- Only one-third (34%) of Liberians say they trust the National Elections Commission “somewhat” or “a lot,” a decline of 10 percentage points since 2018 (Figure 1).
- Six in 10 citizens say elections do not work well to ensure that members of the House of Representatives (61%) and senators (60%) reflect the views of voters. But a majority (55%) think that elections in general (not regarding any particular election) do enable voters to remove elected officials who don’t do what the people want (Figure 2).
- More than three-fourths (78%) of Liberians say political parties that lose an election should cooperate with the government, while only 22% say the opposition should instead focus on holding the government accountable (Figure 3).
- Almost three-fourths (73%) of citizens think it is unlikely that powerful people can find out how they voted (Figure 4).

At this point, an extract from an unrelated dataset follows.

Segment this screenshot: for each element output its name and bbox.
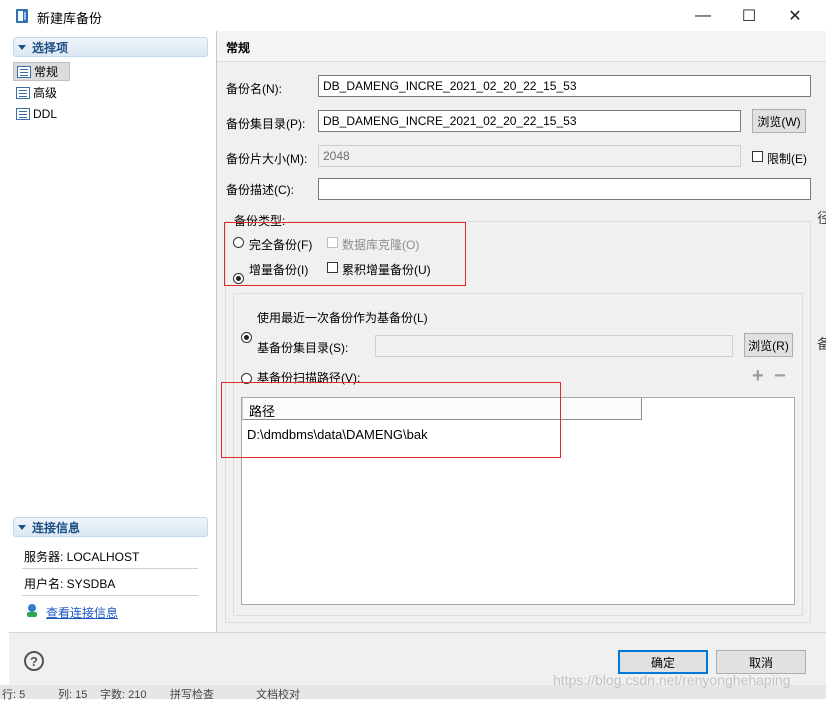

- An overwhelming majority (85%) of citizens say the 2017 elections were “completely free and fair” (59%) or “free and fair with minor problems” (26%) (Figure 5).
Only one-third of Liberians say they trust the National Elections Commission (NEC) as the country approaches general elections in October, according to the latest Afrobarometer survey.
One of the NEC’s tasks is to manage the country’s transition from manual voter registration to the use of a biometric voter registration system.
While public trust in the NEC has declined by 10 percentage points since 2018, most Liberians think their last national election was free and fair, and most express confidence in the secrecy of their ballots and the power of their vote to affect the country’s future.